The perspective is that of a (Python package) developer of code that heavily relies on asyncio and its event loop, using lots of Futures, Tasks, coroutines etc. The use of these asyncio primitives, and Futures in particular, is hidden from the end user, who will experience most code at the application level preferably as non-async code. The actual package MPyC is for secure multiparty computation, a kind of distributed computation with privacy guarantees. The parties are connected by point-to-point TCP/IP links which are used continuously for exchanging secret-shares of (intermediate) values in the computation.
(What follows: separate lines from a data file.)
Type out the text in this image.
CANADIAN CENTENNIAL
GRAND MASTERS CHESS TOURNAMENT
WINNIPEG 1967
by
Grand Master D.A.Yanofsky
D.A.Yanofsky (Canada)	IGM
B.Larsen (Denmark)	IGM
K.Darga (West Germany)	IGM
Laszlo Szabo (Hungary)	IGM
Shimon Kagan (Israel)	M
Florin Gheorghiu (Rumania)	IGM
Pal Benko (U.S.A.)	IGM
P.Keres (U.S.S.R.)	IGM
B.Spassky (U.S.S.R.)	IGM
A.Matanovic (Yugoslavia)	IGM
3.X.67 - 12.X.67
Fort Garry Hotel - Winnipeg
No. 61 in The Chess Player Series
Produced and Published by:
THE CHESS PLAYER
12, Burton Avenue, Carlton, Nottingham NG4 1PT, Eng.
The MPyC code development has a bit of history. It started in Python 2 + twisted, but it's now Python 3 + asyncio since at least five years. The major design decisions pertaining to asyncio's event loop go back to Python 3.6 (currently Python 3.8+ is required).

I'll simply sketch a few reasons for accessing the loop while it's not running.

  1. Cache the loop inside application to save on get_event_loop() calls. The number of calls can run into the millions because Futures are used to handle individual data values, and many micro-Tasks are used as well. The need for caching the loop may be less important since get_event_loop() has been optimized at some point after Python 3.6.

  2. Configure the loop, as part of set-up code that typically runs in non-async mode (e.g., when loading modules). Concretely, setting the loop's exception_handler with an adapted one. By doing this on the cached loop this can be done once and for all.

  3. Use of loop.run_until_complete() from the (non-running) loop. A particular reason is that run_until_complete() accepts a Future as argument and returns the Future's result. This cannot be replaced by a call to asyncio.run(); even if one wraps the given Future in a coroutine, the Future will still be attached to a different loop, and therefore aysncio.run() will fail. Note that this only is an issue if one already created a Future before the loop is running! But see the next reason.

  4. Creating Futures (attached to the not-yet running loop) from non-async code. The Futures are hidden from the user inside lower-level constructs, and serve as placeholders which will be assigned the results of Tasks that have been set out. These Tasks correspond to the evaluation of "MPyC coroutines" of which many will be active at the same time. The non-async code we are calling from include:

    • top-level code in a Python script
    • calls inside unit tests
    • top-level code in REPL (less of an issue because of asyncio REPL for Python 3.8+)
    • top-level code in Jupyter notebooks (no issue anymore since top-level await is standard in notebooks)
  5. Use Futures across multiple loop.run_until_complete() calls. Alternate between non-async code and async code, where Futures carry part of the program's state.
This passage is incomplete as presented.